Sean passed behind Peter, carrying his tray of food. He'd heard about Jedidiah's fate earlier, and guessed that Peter was spreading the word. His thoughts were sad, hoping for mercy for the man's soul. It was a curious reaction to the fate of an accused murderer.
He saw Sara and Mary motioning to him to join them and gave a decidedly unpriestly curse in his mind. He'd hoped to eat with Julius, but couldn't pretend he hadn't seen the twins' invitation and resigned himself to their more exuberant company.
"Ew, Ned," Clara groaned
"That's really unseemly," said Dorothy primly.
Unseemly was her new favorite word. She'd read it in one of her romance novels and was determined to use it at every opportunity.
"If the train rolled over him, they wouldn't have been able to identify him," Steven explained patiently.

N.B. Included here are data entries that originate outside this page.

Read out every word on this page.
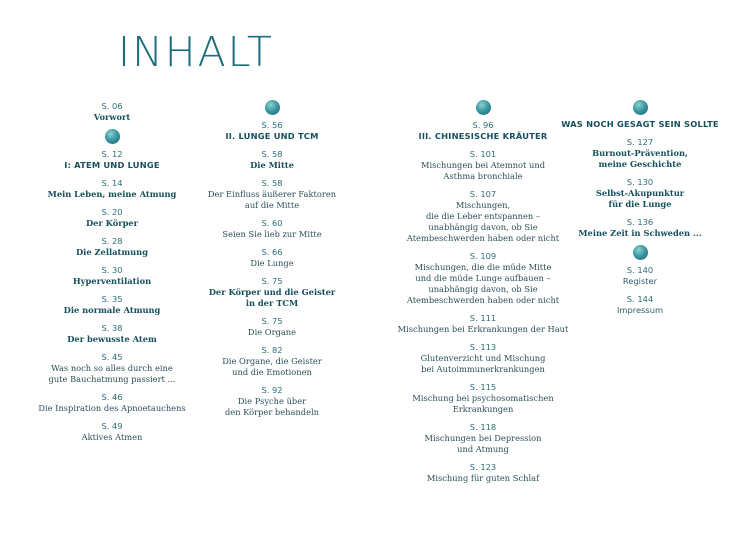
INHALT
S. 06
Vorwort
S. 12
I: ATEM UND LUNGE
S. 14
Mein Leben, meine Atmung
S. 20
Der Körper
S. 28
Die Zellatmung
S. 30
Hyperventilation
S. 35
Die normale Atmung
S. 38
Der bewusste Atem
S. 45
Was noch so alles durch eine
gute Bauchatmung passiert ...
S. 46
Die Inspiration des Apnoetauchens
S. 49
Aktives Atmen
S. 56
II. LUNGE UND TCM
S. 58
Die Mitte
S. 58
Der Einfluss äußerer Faktoren
auf die Mitte
S. 60
Seien Sie lieb zur Mitte
S. 66
Die Lunge
S. 75
Der Körper und die Geister
in der TCM
S. 75
Die Organe
S. 82
Die Organe, die Geister
und die Emotionen
S. 92
Die Psyche über
den Körper behandeln
S. 96
III. CHINESISCHE KRÄUTER
S. 101
Mischungen bei Atemnot und
Asthma bronchiale
S. 107
Mischungen,
die die Leber entspannen –
unabhängig davon, ob Sie
Atembeschwerden haben oder nicht
S. 109
Mischungen, die die müde Mitte
und die müde Lunge aufbauen –
unabhängig davon, ob Sie
Atembeschwerden haben oder nicht
S. 111
Mischungen bei Erkrankungen der Haut
S. 113
Glutenverzicht und Mischung
bei Autoimmunerkrankungen
S. 115
Mischung bei psychosomatischen
Erkrankungen
S. 118
Mischungen bei Depression
und Atmung
S. 123
Mischung für guten Schlaf
WAS NOCH GESAGT SEIN SOLLTE
S. 127
Burnout-Prävention,
meine Geschichte
S. 130
Selbst-Akupunktur
für die Lunge
S. 136
Meine Zeit in Schweden ...
S. 140
Register
S. 144
Impressum
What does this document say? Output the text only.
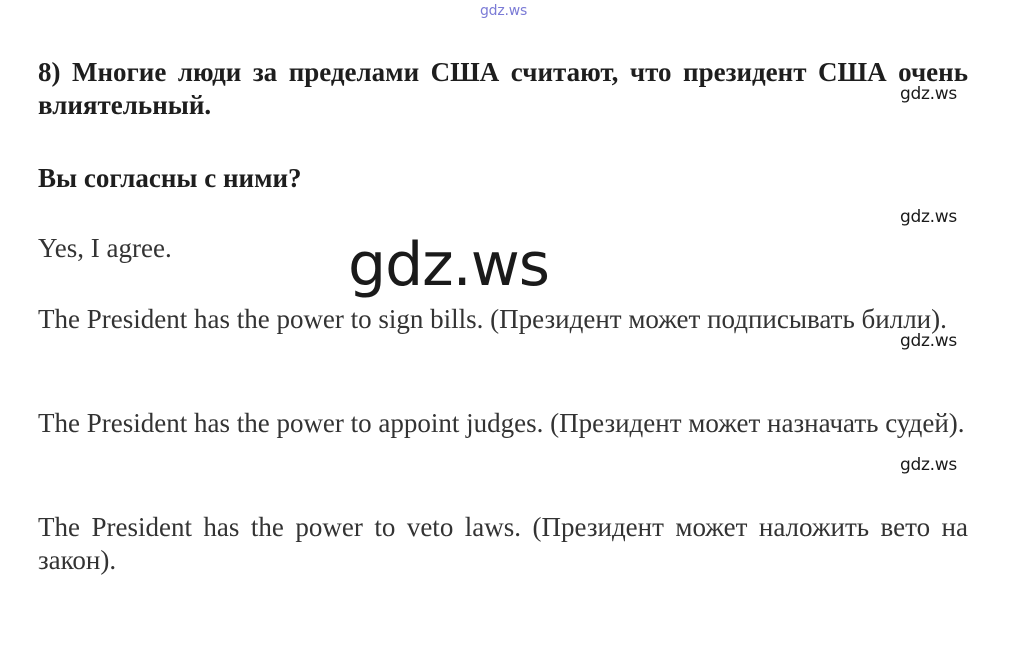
gdz.ws
8) Многие люди за пределами США считают, что президент США очень влиятельный.	gdz.ws
Вы согласны с ними?
gdz.ws
Yes, I agree.	gdz.ws
The President has the power to sign bills. (Президент может подписывать билли).
gdz.ws
The President has the power to appoint judges. (Президент может назначать судей).
gdz.ws
The President has the power to veto laws. (Президент может наложить вето на закон).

"Oh yeah, right," Ned muttered.
He appeared chastened to the others, but I knew he was merely thinking of ways he could manage to jump into a moving boxcar without killing himself. I had to concentrate on keeping my expression neutral when he came up with the idea of tying a rope to a tree branch and swinging inside the open boxcar door like Tarzan from the Edgar Rice Burroughs stories.
"Thank you, Peter," said Harriet, craning her neck to look up at him. "It's good to know that we don't have to be wary anymore."
Peter stepped back, surprised that she was speaking to him. He'd thought Harriet was too clever to bother with someone like him.
"Oh, you wouldn't have to worry anyhow. My uncle is a policeman. He'll protect the town."
His pride in his family was clear in his voice and expression.
Harriet gave a small smile, while thinking acidly what a pity it was his uncle hadn't managed to protect two women from getting killed.
All I could think of was how easy it would be for another murder to occur now that everyone had a false sense of security. My unease didn't leave me in the weeks that followed.
Winter passed. Snow turned to slush and then rain. Ned and his group of misfits began eating outside again as green buds appeared on the barren branches of the trees. I was able to rid myself of lunch by throwing it to the increasing population of rabbits and gophers.
With new life, came death in a most unexpected way.